Thursday, August 21, 2008
Two sides of South Carolina
Last night, I met up with an old friend with whom I worked at a restaurant (Motor Supply Company) and a health food store (Rosewood Market) in South Carolina in the early 90s, right after college. It was great catching up with her but it was also really interesting to walk down memory lane a bit. I was a bit early to meet with her and didn't have anything to read with me so decided to walk around Five Points to look at my old haunts. Frighteningly enough, in one of the restaurants I worked, I saw two waiters who worked there when I worked there (from 1989- 1993) and in a bar that I also worked, I saw two of the regulars that always hung out there.
My friend and I went to see a band called Grey Egg, composed of some of the people who work at Rosewood Market. The lead singer is a Women's Studies professor at USC too, I think. There were lots of familiar faces in the band and in the audience. It shed a different perspective on the familiar faces I had seen in my old haunts. It reminded me of how out of step I often felt while living in South Carolina. Whereas in DC, what you do for a living identifies who you are as a person, in South Carolina - what you do for a living can be your passion but it can also be the economic way that you feed yourself while you pursue your real passion. So many of the people I knew in SC when I lived here were musicians, artists, writers, and just creative people. The restaurant business was how we all made our living and some of us branched off to working in the macrobiotic deli or organic produce department of the local healthfood store. But in general, we were all in our early 20s, staying up all night drinking and talking and dancing and bouncing around. In the morning, we shook off our hangovers and went to work to serve rich beautiful people their chicken salad croissant or their macrobiotic special of the day.
But there were also people who had hopped off the consumerist capitalist machine that drives the day to day American life. Many of my old friends who are in their 40s now and still performing in bands and being creative and living their life without fretting about how the next step in their life will impact their career climb like I am. It was a welcome reminder that the South and the US is not so bad after the past three weeks where I pass the same chain restaurants every day on my way up and down the highway to the hospital and the rehab facility to visit my father. I haven't walked further than down the hallway to the vending machine to get a coke since I got here!
Then this morning, while I was emailing at work about responding to the Sudanese press about confidentiality for rape survivors, I got an essay from a friend written by a homeschooled child about her day taking care of her Evangelical family. Its pretty easy in the secular world that I travel in to forget just how important religion is to many people in the US. The South has always been considered the Bible Belt. I have a lot of respect for people of faith - I have several friends who are religious, attend church regularly, and I also worked for a faith-based organization, Witness for Peace when I first left graduate school.

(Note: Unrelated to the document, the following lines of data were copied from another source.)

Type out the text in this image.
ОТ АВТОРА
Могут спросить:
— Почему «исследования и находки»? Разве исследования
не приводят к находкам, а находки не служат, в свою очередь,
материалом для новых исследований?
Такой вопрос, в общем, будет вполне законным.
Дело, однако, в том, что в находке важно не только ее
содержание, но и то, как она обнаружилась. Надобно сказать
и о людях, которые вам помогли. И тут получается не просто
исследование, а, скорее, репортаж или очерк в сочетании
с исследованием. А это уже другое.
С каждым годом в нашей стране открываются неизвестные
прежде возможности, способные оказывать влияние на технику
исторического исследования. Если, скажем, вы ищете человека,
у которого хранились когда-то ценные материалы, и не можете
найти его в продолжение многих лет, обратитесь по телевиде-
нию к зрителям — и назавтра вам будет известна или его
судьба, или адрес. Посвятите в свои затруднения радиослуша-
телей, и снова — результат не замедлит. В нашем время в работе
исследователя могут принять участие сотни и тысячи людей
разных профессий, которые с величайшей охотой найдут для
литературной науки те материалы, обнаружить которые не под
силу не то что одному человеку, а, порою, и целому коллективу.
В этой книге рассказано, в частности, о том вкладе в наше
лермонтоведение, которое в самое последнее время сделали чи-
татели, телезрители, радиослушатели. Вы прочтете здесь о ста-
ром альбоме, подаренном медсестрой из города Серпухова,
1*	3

Since I've been back in South Carolina for the past three weeks, I've witnessed our presidential candidates go to the largest Evangelical church in the US to pass a test of fire about their beliefs so they can woo the religious vote. Every day when I walk through the lobby of the Palmetto Heart Hospital to visit my father, I pass piles of New Testaments on the tables in the lounge. While there is the politically correct "Meditation Centre" in the hospital - presumably to cater to the ever growing population of Hindus and Muslims living in Columbia - all the literature and sign up lists were from Southern Baptist ministers. My father had at least four visitors of devout African-American women ministers coming by to visit him. Many of the cashiers, security guards, and nursing technicians wish me a "blessed day" when I talk to them. There are hundreds of churches in various old buildings all over town. I pass the "Church of the Spiritual Guidance" in what appears to be an old insurance company building on the corner of Main and Sunset every day.

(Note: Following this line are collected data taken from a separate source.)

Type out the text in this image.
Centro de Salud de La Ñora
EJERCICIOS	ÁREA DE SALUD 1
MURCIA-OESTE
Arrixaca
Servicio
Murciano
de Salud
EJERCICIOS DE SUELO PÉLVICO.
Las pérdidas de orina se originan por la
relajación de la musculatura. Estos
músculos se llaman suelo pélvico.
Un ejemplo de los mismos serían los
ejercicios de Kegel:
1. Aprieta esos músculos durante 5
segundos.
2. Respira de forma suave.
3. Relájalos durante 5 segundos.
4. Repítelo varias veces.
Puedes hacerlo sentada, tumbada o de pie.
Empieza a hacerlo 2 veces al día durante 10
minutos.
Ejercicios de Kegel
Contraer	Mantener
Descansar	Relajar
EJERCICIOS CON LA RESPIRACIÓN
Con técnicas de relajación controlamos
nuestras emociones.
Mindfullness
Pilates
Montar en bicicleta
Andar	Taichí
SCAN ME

I myself went to many religious "teen activities" growing up in South Carolina. I have very vivid memories of one particular "teen activity". They told us that we were going to watch a movie and there would be free popcorn (I'm a sucker for popcorn). Instead, it was a movie about the apocalypse and the rapture and how all of us secular non believers would be left on hell on earth. A particularly striking scene was a guillotine that the nonbelievers were executed at. The condemned was forced to wait for the blade face up and the point of view of the camera was of the condemned's view of the blade slicing down upon them. Then after freaking us all out (I was 12), they invited us to come up to the altar and embrace Jesus as our saviour. I hid in the bathroom until it was over.
In many ways, the Netherlands is not so very different from South Carolina. There are free spirited thinkers who resist the capitalist imperative and there are strongly religious conservatives co-existing side by side in both places. The conservatives in Holland aren't a part of the accepted script about Dutch tolerance and the free thinking artists and leftists of South Carolina aren't part of the accepted script about life in the Bible Belt.